FLORHAM PARK, N.J. — Big plays. Busted coverages. Receivers running free.
That’s the way things are going these days in the back end of the New York Jets’ defense, and opposing offenses know it.
“There’s a target on our backs in the secondary,” safety Calvin Pryor said. “We’re definitely a part of the problem that’s going on right now.”
The Jets are allowing an average of 285 yards passing per game, ranking them 26th in the NFL in that category. New York is tied for third-worst with 17 pass plays allowed of 20 or more yards, and the Jets are first — or, last, in this case — with seven pass plays of 40 or more yards given up.
That includes the 42-yard touchdown toss from Seattle’s Russell Wilson to a wide-open Tanner McEvoy last Sunday , when the Seahawks receiver caught the ball in stride and there wasn’t a New York defender within at least 15 yards of him.
“It’s really not miscommunication, so that’s probably the wrong choice of word,” coach Todd Bowles said. “You can call it ‘busts.’ Sometimes it’s not miscommunication when there’s only one guy involved. I’ve seen certain plays like that that I’ve coached the secondary.
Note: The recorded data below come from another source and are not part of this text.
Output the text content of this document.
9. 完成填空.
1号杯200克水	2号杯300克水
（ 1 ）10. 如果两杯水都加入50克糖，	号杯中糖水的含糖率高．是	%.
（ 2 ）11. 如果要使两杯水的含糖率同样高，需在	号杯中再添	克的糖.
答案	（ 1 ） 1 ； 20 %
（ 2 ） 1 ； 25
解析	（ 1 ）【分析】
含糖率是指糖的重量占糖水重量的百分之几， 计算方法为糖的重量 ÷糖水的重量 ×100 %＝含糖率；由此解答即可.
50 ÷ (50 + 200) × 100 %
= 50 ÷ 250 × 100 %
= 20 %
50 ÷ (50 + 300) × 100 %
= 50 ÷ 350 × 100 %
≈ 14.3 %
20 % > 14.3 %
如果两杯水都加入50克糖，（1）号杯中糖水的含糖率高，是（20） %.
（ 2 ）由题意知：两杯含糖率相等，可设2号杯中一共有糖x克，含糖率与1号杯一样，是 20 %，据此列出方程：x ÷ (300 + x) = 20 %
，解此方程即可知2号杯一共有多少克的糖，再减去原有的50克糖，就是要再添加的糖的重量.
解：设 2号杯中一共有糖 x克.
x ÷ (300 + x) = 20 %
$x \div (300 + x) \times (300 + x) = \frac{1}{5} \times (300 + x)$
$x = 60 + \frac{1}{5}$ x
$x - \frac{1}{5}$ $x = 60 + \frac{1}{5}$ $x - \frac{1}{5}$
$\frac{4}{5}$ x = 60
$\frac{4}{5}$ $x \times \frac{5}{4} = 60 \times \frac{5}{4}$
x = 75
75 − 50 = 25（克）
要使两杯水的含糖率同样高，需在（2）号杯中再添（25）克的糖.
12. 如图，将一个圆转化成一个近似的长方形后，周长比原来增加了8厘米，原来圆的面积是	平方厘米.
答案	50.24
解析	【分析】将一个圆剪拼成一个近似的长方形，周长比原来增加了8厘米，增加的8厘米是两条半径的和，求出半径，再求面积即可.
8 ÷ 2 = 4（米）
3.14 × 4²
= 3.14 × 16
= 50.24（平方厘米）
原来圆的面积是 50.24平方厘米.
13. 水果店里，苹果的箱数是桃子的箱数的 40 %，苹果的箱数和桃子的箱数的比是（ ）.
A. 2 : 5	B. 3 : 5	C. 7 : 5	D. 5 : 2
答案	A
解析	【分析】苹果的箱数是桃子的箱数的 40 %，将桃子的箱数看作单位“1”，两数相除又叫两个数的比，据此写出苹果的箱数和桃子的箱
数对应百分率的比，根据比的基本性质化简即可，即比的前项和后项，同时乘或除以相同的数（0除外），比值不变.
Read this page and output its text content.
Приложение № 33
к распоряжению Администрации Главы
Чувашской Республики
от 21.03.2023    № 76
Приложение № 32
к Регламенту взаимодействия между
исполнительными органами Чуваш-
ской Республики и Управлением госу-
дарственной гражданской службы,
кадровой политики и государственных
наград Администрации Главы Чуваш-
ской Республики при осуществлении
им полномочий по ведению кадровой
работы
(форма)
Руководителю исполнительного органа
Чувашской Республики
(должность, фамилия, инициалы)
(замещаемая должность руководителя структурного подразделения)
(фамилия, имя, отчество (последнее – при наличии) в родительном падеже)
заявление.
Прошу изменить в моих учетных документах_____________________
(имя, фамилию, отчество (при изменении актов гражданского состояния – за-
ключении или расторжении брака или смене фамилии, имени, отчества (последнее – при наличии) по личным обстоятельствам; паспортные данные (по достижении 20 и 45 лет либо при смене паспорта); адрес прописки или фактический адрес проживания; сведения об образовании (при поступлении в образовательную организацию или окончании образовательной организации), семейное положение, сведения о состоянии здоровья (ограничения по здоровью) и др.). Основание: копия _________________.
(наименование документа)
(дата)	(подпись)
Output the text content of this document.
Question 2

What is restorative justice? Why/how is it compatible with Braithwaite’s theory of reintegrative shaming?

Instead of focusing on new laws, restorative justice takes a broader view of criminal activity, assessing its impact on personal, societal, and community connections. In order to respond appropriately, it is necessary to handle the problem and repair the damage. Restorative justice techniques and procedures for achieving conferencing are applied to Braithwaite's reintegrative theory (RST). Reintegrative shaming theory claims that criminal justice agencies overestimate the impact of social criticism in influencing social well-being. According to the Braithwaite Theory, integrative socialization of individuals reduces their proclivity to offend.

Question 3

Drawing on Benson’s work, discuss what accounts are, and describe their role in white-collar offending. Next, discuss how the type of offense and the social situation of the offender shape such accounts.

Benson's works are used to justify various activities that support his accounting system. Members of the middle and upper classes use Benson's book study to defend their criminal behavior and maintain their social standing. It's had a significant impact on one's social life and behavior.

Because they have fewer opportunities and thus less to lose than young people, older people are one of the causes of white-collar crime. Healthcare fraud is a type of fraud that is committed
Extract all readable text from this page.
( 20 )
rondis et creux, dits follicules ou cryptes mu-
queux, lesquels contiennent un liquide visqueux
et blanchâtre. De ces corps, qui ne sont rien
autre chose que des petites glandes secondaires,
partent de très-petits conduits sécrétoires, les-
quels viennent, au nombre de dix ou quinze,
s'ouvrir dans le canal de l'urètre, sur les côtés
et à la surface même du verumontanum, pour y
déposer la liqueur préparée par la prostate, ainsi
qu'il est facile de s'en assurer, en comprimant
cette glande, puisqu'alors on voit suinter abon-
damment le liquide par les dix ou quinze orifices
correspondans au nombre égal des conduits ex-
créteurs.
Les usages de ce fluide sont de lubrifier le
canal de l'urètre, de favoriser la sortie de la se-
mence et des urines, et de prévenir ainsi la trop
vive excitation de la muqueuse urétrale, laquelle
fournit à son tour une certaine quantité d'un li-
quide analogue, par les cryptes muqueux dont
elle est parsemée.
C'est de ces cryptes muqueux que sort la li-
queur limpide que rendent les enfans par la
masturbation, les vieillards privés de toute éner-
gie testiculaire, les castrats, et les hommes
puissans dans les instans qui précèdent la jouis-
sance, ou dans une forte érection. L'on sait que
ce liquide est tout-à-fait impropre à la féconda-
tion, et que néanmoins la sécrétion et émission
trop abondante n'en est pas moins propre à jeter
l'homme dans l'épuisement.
I don’t know if there’s been as many at the same time, but overall during the course of the year, you’ve seen certain plays like that.
“We’ve had way too many.”
And, no one has been immune from being beat for a big gain.
Not even Darrelle Revis.
Sure, he is banged up, dealing with a sore hamstring and uncertain to play Sunday at Pittsburgh. But he hasn’t been the same shutdown cornerback he established himself to be for much of his terrific career, as evidenced by his struggles against Cincinnati’s A.J. Green in Week 1 and Buffalo’s Marquise Goodwin in Week 2 .
Buster Skrine, the Jets’ other starter, has had his issues, too. Starting safeties Pryor and Marcus Gilchrist have also had shaky moments for a leaky secondary. Meanwhile, the defensive line has helped New York rank second in run defense.
“The front is doing a great job stopping the run,” Pryor said. “It’s our job to stop the pass and that’s what we’ve got to go out there and do.”
The Jets face a tough task Sunday in trying to get their secondary right against a pass-happy Steelers offense that routed Kansas City 43-14 last week. Ben Roethlisberger threw five touchdown passes, including two to Antonio Brown.
Sammie Coates has at least one reception of 40 yards in each of the Steelers’ first four games, while Brown’s four TD catches are tied for the NFL lead.
“If you’re struggling as a secondary, it doesn’t matter who you face,” Bowles said. “You have to fix your problems.”
So far, that has proven to be much easier said than done for the Jets.
And it’s not necessarily a case in which the scheme needs to be simplified in the secondary.
“They’re about as simple as they can be,” Bowles said. “That’s alarming.”
Many of the players point to better communication throughout the defense, talking things out and identifying what each of them needs to do on a given play.
“We’ve had a couple of breakdowns,” defensive coordinator Kacy Rodgers said, “but I feel totally confident that we can get them fixed.”
The Jets (1-3) have just three takeaways through four games, two interceptions by backup cornerback Marcus Williams, and a fumble caused by Gilchrist against Kansas City that resulted in a touchback. New York was 3-1 after four games last season, helped in large part by 13 takeaways.
“If you look back to last year around this time, we had a lot of turnovers and guys making plays on the ball,” Pryor said. “This year, we’ve just happened to start off slow. Hopefully we can pick it up and see how things go.”
It remains to be seen how the Jets will decide to defend Brown, especially if Revis is unavailable. Bowles suggested that it could be a game-time decision on Revis, who hasn’t practiced this week.
Williams could slide into Revis’ spot opposite Skrine, and rookie Juston Burris could see extended action. Darryl Roberts could be active for the first time this season, and promoting Bryson Keeton from the practice squad could also be an option.
“He’s very challenging, man,” Pryor said of Brown. “He’s a very tough receiver and can do it all. He gets the ball a lot, gets the ball a ton. I think that’s what makes him one of the best. Just got to try to limit his targets. As a player, he’s definitely a tough matchup for anybody. We want to try to contain him the best we can.”